ISSUE #6 – La parole à l’écriture

L’atelier d’écriture, créé par Hervé Laurent en 1999, constituait déjà l’un des espaces singuliers et vifs de l’ESBA (ndlr. ancienne École supérieure des Beaux-Arts de Genève) lorsque j’en ai pris la direction en 2004. Nous nous sommes rencontrés, Hervé Laurent et moi-même, sur cet engagement que je n’ai fait qu’accompagner de manière convaincue. Les rapports entre art et écriture, entre peinture et poésie au cours du XXe siècle en particulier, ont constitué un des champs de mon travail d’historien de l’art. J’avais également ouvert dès 1996, à l’École supérieure des arts décoratifs  de Strasbourg, des ateliers d’écriture créative, confiés à Catherine Weinzaepflen et Jacques Demarcq. Ces ateliers avaient permis la publication, assez inédite, de plusieurs recueils de textes d’étudiant·e·s.

Nous avons ainsi instauré très rapidement un petit groupe de travail réunissant, outre Hervé Laurent, Carla Demierre, alors assistante au sein de l’atelier d’écriture, et Alain Berset fondateur et directeur des éditions Héros-Limite qui intervenait également à l’école. Nous sommes convenus d’une « politique » active d’invitation d’écrivain.e.s ou artistes – écrivain.e.s qui, à la suite de leur atelier mené au sein de l’école, donnaient une lecture publique de leurs propres textes dans le cadre de rendez-vous instaurés au Mamco, grâce à la complicité amicale de Christian Bernard, intitulés Voix Off. C’est également à ce moment-là que nous avons créé la collection Courts lettrages avec Héros-Limite. La collection était codirigée par Alain Berset, Hervé Laurent et moi-même. En réalité, le choix des auteurs et autrices publié·e·s était le fait de Laurent et Alain, mon propre rôle était surtout celui de premier supporter… Le premier livre de Carla Demierre – qui a repris la responsabilité de cet atelier à la suite d’Hervé Laurent – y a été publié, mais aussi les textes d’une vingtaine de jeunes diplômé·e·s, à ce jour, qui, pour certain·e·s, sont devenu·e·s des figures suisses de la littérature ou du monde de l’édition (à l’exemple de Julie Sas, Vincent de Roguin, Baptiste Gaillard, Anne Le Troter, entre autres).

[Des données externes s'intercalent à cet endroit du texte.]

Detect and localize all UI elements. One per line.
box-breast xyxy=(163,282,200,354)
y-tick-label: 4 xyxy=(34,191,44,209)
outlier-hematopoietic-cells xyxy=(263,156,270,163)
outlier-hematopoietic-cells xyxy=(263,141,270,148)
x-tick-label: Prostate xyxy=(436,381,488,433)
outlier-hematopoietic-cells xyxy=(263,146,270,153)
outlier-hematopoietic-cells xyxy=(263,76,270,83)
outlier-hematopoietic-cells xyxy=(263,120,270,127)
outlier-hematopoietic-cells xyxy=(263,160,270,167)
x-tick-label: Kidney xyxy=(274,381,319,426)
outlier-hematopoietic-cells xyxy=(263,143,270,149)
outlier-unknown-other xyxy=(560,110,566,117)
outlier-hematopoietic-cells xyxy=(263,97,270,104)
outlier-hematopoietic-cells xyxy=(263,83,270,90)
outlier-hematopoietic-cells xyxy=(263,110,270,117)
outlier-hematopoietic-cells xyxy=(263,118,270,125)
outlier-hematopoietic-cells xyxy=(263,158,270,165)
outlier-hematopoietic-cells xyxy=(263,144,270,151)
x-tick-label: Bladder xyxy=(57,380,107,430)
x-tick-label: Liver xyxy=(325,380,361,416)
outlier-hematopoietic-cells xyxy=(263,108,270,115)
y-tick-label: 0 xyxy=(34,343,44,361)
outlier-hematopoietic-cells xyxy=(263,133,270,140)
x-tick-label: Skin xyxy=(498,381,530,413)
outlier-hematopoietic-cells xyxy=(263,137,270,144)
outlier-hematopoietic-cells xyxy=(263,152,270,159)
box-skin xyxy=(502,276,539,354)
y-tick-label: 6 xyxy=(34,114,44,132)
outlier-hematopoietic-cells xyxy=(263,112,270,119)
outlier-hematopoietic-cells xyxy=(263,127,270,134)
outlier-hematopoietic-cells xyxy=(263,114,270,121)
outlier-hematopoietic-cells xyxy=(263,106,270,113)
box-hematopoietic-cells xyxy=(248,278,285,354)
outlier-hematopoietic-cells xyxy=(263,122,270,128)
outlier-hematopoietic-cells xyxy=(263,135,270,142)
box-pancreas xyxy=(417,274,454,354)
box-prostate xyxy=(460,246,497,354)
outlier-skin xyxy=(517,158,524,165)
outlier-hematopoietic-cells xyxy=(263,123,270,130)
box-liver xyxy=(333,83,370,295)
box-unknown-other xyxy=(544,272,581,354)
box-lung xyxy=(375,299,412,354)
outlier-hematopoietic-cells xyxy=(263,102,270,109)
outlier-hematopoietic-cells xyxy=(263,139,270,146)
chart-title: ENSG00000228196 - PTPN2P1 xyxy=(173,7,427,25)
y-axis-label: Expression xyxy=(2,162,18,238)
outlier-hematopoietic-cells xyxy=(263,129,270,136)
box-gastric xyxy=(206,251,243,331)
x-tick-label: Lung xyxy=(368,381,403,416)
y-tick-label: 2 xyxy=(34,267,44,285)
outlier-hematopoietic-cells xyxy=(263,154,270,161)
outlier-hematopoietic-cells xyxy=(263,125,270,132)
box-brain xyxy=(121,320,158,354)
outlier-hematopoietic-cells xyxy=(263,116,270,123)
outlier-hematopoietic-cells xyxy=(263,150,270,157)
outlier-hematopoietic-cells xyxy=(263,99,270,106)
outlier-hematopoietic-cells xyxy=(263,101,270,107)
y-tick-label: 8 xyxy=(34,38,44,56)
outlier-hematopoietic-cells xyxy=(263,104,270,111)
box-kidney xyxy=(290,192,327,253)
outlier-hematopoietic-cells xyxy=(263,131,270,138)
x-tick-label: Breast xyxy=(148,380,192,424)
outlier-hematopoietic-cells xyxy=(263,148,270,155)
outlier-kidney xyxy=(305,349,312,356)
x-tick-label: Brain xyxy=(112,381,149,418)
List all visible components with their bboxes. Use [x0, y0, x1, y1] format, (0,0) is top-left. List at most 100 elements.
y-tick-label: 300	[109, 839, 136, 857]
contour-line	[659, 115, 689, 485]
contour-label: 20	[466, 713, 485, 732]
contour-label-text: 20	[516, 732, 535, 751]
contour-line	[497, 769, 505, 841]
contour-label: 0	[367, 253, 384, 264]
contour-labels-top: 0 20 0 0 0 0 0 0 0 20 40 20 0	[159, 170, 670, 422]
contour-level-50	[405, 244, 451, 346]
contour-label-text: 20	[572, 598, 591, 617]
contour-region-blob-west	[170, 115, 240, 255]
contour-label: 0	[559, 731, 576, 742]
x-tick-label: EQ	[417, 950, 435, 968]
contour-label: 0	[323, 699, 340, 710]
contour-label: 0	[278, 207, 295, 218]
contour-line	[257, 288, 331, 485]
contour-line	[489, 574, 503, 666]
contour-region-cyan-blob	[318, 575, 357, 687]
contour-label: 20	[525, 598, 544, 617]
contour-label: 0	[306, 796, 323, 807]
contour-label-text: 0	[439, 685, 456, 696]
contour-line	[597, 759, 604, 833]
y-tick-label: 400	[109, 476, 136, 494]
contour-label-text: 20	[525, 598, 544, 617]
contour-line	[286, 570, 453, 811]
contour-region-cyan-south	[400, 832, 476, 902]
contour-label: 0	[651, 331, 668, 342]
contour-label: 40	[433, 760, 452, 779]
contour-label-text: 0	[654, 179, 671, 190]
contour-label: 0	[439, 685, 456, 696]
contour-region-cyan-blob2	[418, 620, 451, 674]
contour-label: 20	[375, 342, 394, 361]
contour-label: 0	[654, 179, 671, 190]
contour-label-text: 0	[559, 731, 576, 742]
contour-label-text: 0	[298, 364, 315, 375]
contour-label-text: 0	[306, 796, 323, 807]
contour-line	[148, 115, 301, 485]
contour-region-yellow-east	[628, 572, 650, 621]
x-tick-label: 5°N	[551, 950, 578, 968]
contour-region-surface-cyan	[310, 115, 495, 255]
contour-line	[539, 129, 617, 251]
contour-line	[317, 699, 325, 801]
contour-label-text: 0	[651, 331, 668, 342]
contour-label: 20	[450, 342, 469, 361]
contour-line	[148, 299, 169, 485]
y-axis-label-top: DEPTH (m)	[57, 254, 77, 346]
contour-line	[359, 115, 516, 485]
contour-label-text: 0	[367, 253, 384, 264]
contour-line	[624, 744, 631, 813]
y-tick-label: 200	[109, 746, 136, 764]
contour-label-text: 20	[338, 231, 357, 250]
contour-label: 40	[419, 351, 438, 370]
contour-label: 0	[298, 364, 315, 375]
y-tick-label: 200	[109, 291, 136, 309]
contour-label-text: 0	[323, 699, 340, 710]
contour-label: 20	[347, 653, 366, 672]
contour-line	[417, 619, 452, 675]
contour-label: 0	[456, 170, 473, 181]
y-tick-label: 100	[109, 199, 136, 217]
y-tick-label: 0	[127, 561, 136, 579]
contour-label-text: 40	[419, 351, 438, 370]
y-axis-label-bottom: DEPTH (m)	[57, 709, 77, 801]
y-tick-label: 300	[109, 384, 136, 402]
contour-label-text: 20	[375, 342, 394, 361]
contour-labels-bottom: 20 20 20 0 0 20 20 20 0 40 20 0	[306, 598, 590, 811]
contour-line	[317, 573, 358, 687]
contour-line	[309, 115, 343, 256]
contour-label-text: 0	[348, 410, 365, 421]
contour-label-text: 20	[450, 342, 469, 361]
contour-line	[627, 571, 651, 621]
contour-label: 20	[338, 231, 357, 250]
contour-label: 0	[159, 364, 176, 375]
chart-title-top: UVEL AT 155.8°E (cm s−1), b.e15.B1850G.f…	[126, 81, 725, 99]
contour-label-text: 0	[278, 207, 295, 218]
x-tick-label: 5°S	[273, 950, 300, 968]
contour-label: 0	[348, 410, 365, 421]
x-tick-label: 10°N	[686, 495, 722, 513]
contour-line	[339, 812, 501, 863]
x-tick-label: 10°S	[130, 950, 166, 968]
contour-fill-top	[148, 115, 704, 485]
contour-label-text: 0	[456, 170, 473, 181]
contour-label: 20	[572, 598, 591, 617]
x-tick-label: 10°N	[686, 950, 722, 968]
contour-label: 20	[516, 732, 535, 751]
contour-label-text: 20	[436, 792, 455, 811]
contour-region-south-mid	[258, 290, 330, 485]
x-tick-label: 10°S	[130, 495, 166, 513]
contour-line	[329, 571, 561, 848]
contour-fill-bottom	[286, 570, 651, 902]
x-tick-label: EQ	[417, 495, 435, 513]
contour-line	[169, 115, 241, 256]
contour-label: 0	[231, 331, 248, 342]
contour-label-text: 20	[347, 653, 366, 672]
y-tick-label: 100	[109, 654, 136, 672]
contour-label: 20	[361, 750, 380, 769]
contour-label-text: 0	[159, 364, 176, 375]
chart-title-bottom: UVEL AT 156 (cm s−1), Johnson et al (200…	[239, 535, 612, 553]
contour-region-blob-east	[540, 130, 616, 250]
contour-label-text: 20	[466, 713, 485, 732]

L’idée que les mots sont inscrits dans les pratiques contemporaines de l’art était donc très ancrée dans la culture de l’école. Carl Andre, par exemple, était venu rencontrer les étudiant·e·s alors que ses poèmes visuels, dactylographiés, étaient présentés au Cabinet des estampes par Christophe Cherix. Jacques Demierre et Vincent Barras proposaient déjà à ce moment-là un travail étonnant de poésie sonore au sein de l’Atelier son de l’école. Bref, la question de l’écriture, et la matière visuelle ou sonore du texte traversaient l’école en permanence. Et cela se poursuit. Ces exemples témoignent d’un espace de création singulier, ouvert, à la croisée des arts et de la littérature. Nos alumnis devenu·e·s écrivain·e·s portent une singularité qui tient pour partie à cette origine plasticienne du texte, traversé de l’intérieur par une dimension visuelle. Ils·elles travaillent le texte comme une texture, une argile. Le texte est une trame, un filet à partir duquel capter un pan de réalité. On perçoit dans leurs travaux une dimension physique des mots. Je veux également souligner que, par-delà ce champ de création singulier qu’ouvrent ces ateliers d’écriture, ils aiguisent une compétence langagière qui est désormais une compétence cardinale pour tout·e artiste – et si nous parlons à présent de la HEAD, de tout·e designer – en tant que vecteur actif d’une pensée à l’œuvre.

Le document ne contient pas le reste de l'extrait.